The MBTA now admits that it has plenty of funding to reverse the service cuts that took effect earlier this month, but its management says that staffing shortages will prevent the agency from restoring lost bus service until this summer.
At a meeting of the T’s Fiscal and Management Control Board (FMCB) on Monday, MBTA General Manager Steve Poftak announced that the T expected to receive about $845 million in relief funding from the American Rescue Plan legislation, which was enacted at the beginning of March.
New budget estimates project that the relief funding will be more than enough to cover the T’s projected budget shortfalls for the next two years, even if ridership remains low.
“Funding is not the constraint right now to building back service,” said Poftak.
Instead, a shortage of drivers and increased absenteeism associated with the pandemic has now become the main limiting factor preventing the MBTA from reversing the service cuts that took effect earlier this month.
“I do want to emphasize that the MBTA has not laid anyone off or furloughed anyone,” Poftak told the board, “but we have not had hiring classes (for new bus and rail operators) for a number of months, and now we need to play catch-up.”
When FMCB members pressed for a specific timeline for restoring service, Deputy General Manager Jeff Gonneville said that “we are planning on bringing some routes back come this summer.”
“Obviously I’m incredibly frustrated by this,” said FMCB Vice-Chair Monica G. Tibbits-Nutt. “It does seem like we are treating (the bus) as a second-class service.”
Orange Line Derailment Remains Under Investigation
Bus shuttles have replaced the Orange Line from Malden to Sullivan Square in the wake of a March 16 derailment that sent one of the T’s new Orange Line trains off the rails.
On March 15, the T started diverting inbound and outboard Orange Line onto a single shared track near Wellington station in order to accommodate planned track work.
On the morning of Tuesday, March 16, one of the T’s new Orange Line trains derailed while it was traversing an older switch on that diversion route.
In response, the T pulled all of the new Orange and Red Line trains out of service, and also suspended all subway service in the track work area, replacing the Orange Line with bus shuttles north of Sullivan station.
Deputy General Manager Jeff Gonneville told the FMCB that the scope of track work near Wellington has also expanded to replace the aging switch and other rails in the vicinity of the derailment. The additional work will add two more weeks to the Orange Line closure, now scheduled to last until April 11.

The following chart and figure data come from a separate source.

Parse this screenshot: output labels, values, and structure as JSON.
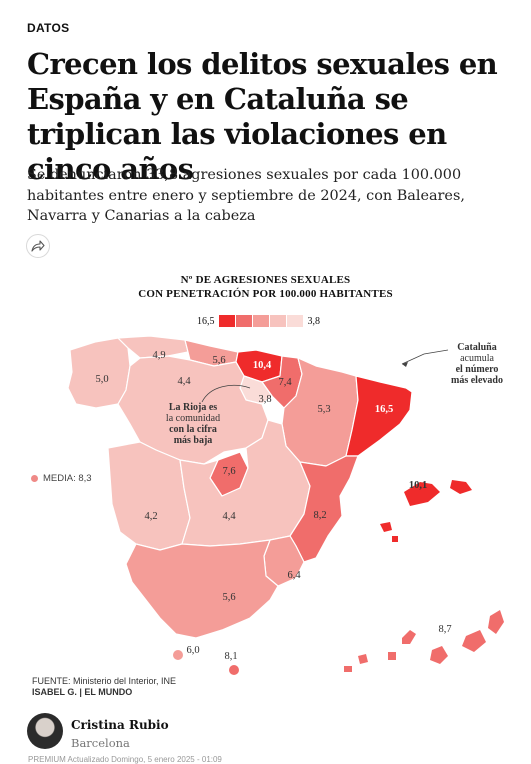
{
  "article": {
    "section": "DATOS",
    "headline": "Crecen los delitos sexuales en España y en Cataluña se triplican las violaciones en cinco años",
    "subtitle": "Se denunciaron 33,8 agresiones sexuales por cada 100.000 habitantes entre enero y septiembre de 2024, con Baleares, Navarra y Canarias a la cabeza",
    "share_icon": "share-arrow-icon"
  },
  "graphic": {
    "title_line1": "Nº DE AGRESIONES SEXUALES",
    "title_line2": "CON PENETRACIÓN POR 100.000 HABITANTES",
    "legend": {
      "max": "16,5",
      "min": "3,8",
      "colors": [
        "#ef2b2b",
        "#f06d6b",
        "#f49d98",
        "#f7c3be",
        "#fadcd8"
      ]
    },
    "regions": [
      {
        "name": "Galicia",
        "value": "5,0",
        "color": "#f7c3be"
      },
      {
        "name": "Asturias",
        "value": "4,9",
        "color": "#f7c3be"
      },
      {
        "name": "Cantabria",
        "value": "5,6",
        "color": "#f49d98"
      },
      {
        "name": "País Vasco",
        "value": "10,4",
        "color": "#ef2b2b"
      },
      {
        "name": "Navarra",
        "value": "7,4",
        "color": "#f06d6b"
      },
      {
        "name": "La Rioja",
        "value": "3,8",
        "color": "#fadcd8"
      },
      {
        "name": "Aragón",
        "value": "5,3",
        "color": "#f49d98"
      },
      {
        "name": "Cataluña",
        "value": "16,5",
        "color": "#ef2b2b"
      },
      {
        "name": "Castilla y León",
        "value": "4,4",
        "color": "#f7c3be"
      },
      {
        "name": "Madrid",
        "value": "7,6",
        "color": "#f06d6b"
      },
      {
        "name": "Extremadura",
        "value": "4,2",
        "color": "#f7c3be"
      },
      {
        "name": "Castilla-La Mancha",
        "value": "4,4",
        "color": "#f7c3be"
      },
      {
        "name": "Comunidad Valenciana",
        "value": "8,2",
        "color": "#f06d6b"
      },
      {
        "name": "Murcia",
        "value": "6,4",
        "color": "#f49d98"
      },
      {
        "name": "Andalucía",
        "value": "5,6",
        "color": "#f49d98"
      },
      {
        "name": "Baleares",
        "value": "10,1",
        "color": "#ef2b2b"
      },
      {
        "name": "Canarias",
        "value": "8,7",
        "color": "#f06d6b"
      },
      {
        "name": "Ceuta",
        "value": "6,0",
        "color": "#f49d98"
      },
      {
        "name": "Melilla",
        "value": "8,1",
        "color": "#f06d6b"
      }
    ],
    "annotation_cataluna": [
      "Cataluña",
      "acumula",
      "el número",
      "más elevado"
    ],
    "annotation_rioja": [
      "La Rioja es",
      "la comunidad",
      "con la cifra",
      "más baja"
    ],
    "media_label": "MEDIA: 8,3",
    "source": "FUENTE: Ministerio del Interior, INE",
    "credit": "ISABEL G. | EL MUNDO"
  },
  "byline": {
    "author": "Cristina Rubio",
    "city": "Barcelona",
    "meta": "PREMIUM  Actualizado Domingo, 5 enero 2025 - 01:09"
  }
}
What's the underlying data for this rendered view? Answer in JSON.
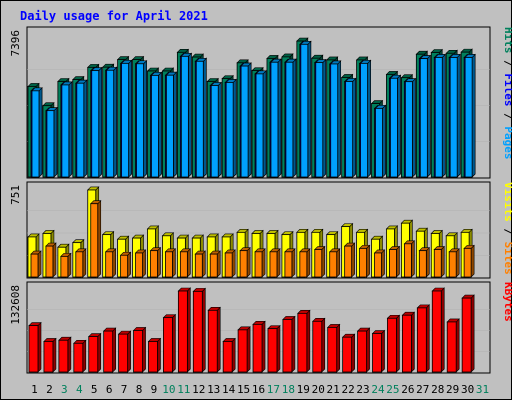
{
  "chart_data": [
    {
      "type": "bar",
      "title": "Daily usage for April 2021",
      "panel": "hits-files-pages",
      "ymax_label": "7396",
      "ymax": 7396,
      "legend": [
        {
          "label": "Pages",
          "color": "#00a0ff"
        },
        {
          "label": "Files",
          "color": "#0000ff"
        },
        {
          "label": "Hits",
          "color": "#00805c"
        }
      ],
      "categories": [
        "1",
        "2",
        "3",
        "4",
        "5",
        "6",
        "7",
        "8",
        "9",
        "10",
        "11",
        "12",
        "13",
        "14",
        "15",
        "16",
        "17",
        "18",
        "19",
        "20",
        "21",
        "22",
        "23",
        "24",
        "25",
        "26",
        "27",
        "28",
        "29",
        "30",
        "31"
      ],
      "series": [
        {
          "name": "Hits",
          "values": [
            4750,
            3740,
            5010,
            5110,
            5750,
            5760,
            6160,
            6160,
            5560,
            5560,
            6540,
            6290,
            5010,
            5160,
            5990,
            5580,
            6220,
            6300,
            7130,
            6230,
            6140,
            5220,
            6140,
            3850,
            5380,
            5210,
            6440,
            6530,
            6490,
            6550,
            0
          ]
        },
        {
          "name": "Files",
          "values": [
            4520,
            3480,
            4830,
            4920,
            5580,
            5600,
            5960,
            5940,
            5330,
            5340,
            6330,
            6070,
            4800,
            4960,
            5820,
            5410,
            6020,
            6020,
            6960,
            6000,
            5930,
            5010,
            5960,
            3600,
            5180,
            5000,
            6210,
            6270,
            6270,
            6270,
            0
          ]
        },
        {
          "name": "Pages",
          "values": [
            4520,
            3480,
            4830,
            4920,
            5580,
            5600,
            5960,
            5940,
            5330,
            5340,
            6330,
            6070,
            4800,
            4960,
            5820,
            5410,
            6020,
            6020,
            6960,
            6000,
            5930,
            5010,
            5960,
            3600,
            5180,
            5000,
            6210,
            6270,
            6270,
            6270,
            0
          ]
        }
      ]
    },
    {
      "type": "bar",
      "panel": "visits-sites",
      "ymax_label": "751",
      "ymax": 751,
      "legend": [
        {
          "label": "Sites",
          "color": "#ff8000"
        },
        {
          "label": "Visits",
          "color": "#ffff00"
        }
      ],
      "categories": [
        "1",
        "2",
        "3",
        "4",
        "5",
        "6",
        "7",
        "8",
        "9",
        "10",
        "11",
        "12",
        "13",
        "14",
        "15",
        "16",
        "17",
        "18",
        "19",
        "20",
        "21",
        "22",
        "23",
        "24",
        "25",
        "26",
        "27",
        "28",
        "29",
        "30",
        "31"
      ],
      "series": [
        {
          "name": "Visits",
          "values": [
            350,
            380,
            260,
            300,
            760,
            370,
            330,
            340,
            420,
            360,
            340,
            340,
            350,
            350,
            390,
            380,
            380,
            370,
            390,
            390,
            370,
            440,
            390,
            330,
            420,
            470,
            400,
            380,
            360,
            390,
            0
          ]
        },
        {
          "name": "Sites",
          "values": [
            200,
            270,
            180,
            220,
            640,
            220,
            190,
            210,
            230,
            220,
            220,
            200,
            200,
            210,
            230,
            220,
            220,
            220,
            220,
            240,
            220,
            270,
            250,
            210,
            240,
            290,
            230,
            240,
            220,
            250,
            0
          ]
        }
      ]
    },
    {
      "type": "bar",
      "panel": "kbytes",
      "ymax_label": "132608",
      "ymax": 132608,
      "legend": [
        {
          "label": "KBytes",
          "color": "#ff0000"
        }
      ],
      "categories": [
        "1",
        "2",
        "3",
        "4",
        "5",
        "6",
        "7",
        "8",
        "9",
        "10",
        "11",
        "12",
        "13",
        "14",
        "15",
        "16",
        "17",
        "18",
        "19",
        "20",
        "21",
        "22",
        "23",
        "24",
        "25",
        "26",
        "27",
        "28",
        "29",
        "30",
        "31"
      ],
      "series": [
        {
          "name": "KBytes",
          "values": [
            76000,
            50000,
            52000,
            47000,
            58000,
            67000,
            62000,
            68000,
            50000,
            89000,
            132608,
            132000,
            101000,
            50000,
            69000,
            78000,
            71000,
            86000,
            96000,
            83000,
            73000,
            57000,
            67000,
            63000,
            88000,
            93000,
            105000,
            132608,
            82000,
            121000,
            0
          ]
        }
      ]
    }
  ],
  "x_axis": {
    "labels": [
      "1",
      "2",
      "3",
      "4",
      "5",
      "6",
      "7",
      "8",
      "9",
      "10",
      "11",
      "12",
      "13",
      "14",
      "15",
      "16",
      "17",
      "18",
      "19",
      "20",
      "21",
      "22",
      "23",
      "24",
      "25",
      "26",
      "27",
      "28",
      "29",
      "30",
      "31"
    ],
    "weekend": [
      3,
      4,
      10,
      11,
      17,
      18,
      24,
      25,
      31
    ]
  },
  "colors": {
    "background": "#c0c0c0",
    "title": "#0000ff",
    "weekday_label": "#000000",
    "weekend_label": "#00805c",
    "separator": "#808080",
    "hits": "#00805c",
    "files": "#0000ff",
    "pages": "#00a0ff",
    "visits": "#ffff00",
    "sites": "#ff8000",
    "kbytes": "#ff0000"
  }
}
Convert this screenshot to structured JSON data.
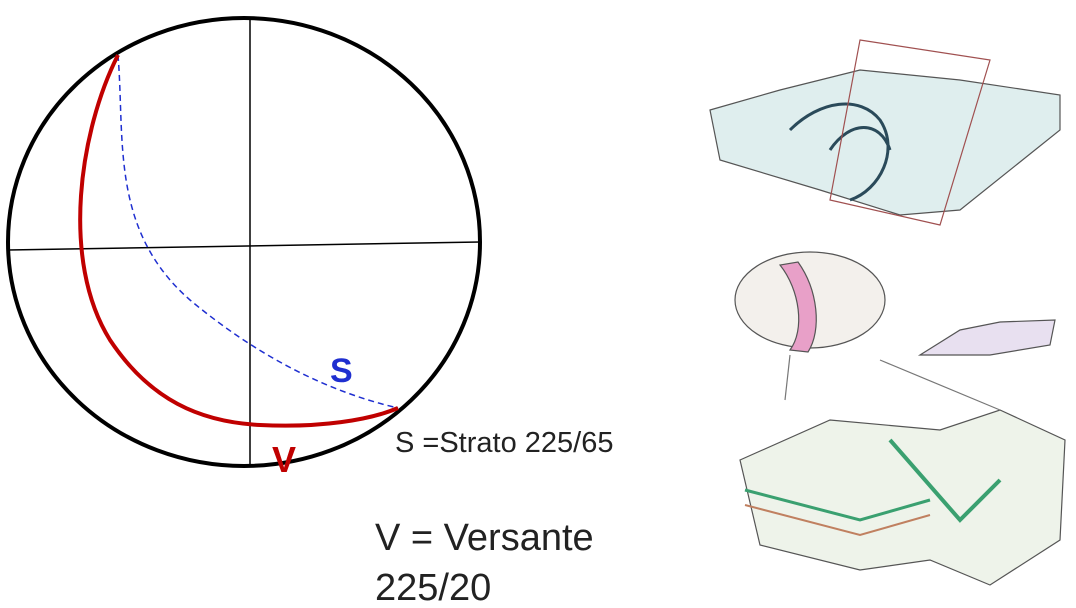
{
  "strato": {
    "symbol": "S",
    "text": "S =Strato 225/65"
  },
  "versante": {
    "symbol": "V",
    "text": "V = Versante",
    "attitude": "225/20"
  }
}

According to Gonneville, the train that derailed, car 1401, was one of the first new Orange Line trains to carry passengers in the summer of 2019.
“We really want to look to determine and ensure that this vehicle’s subsystems and components are all functioning the way we believe they were designed to function, or that they’re wearing to a condition that’s consistent with the way they were designed,” said Gonneville.
Until the T is certain that the new train was functioning as expected, the new Orange and Red Line trains will remain out of service.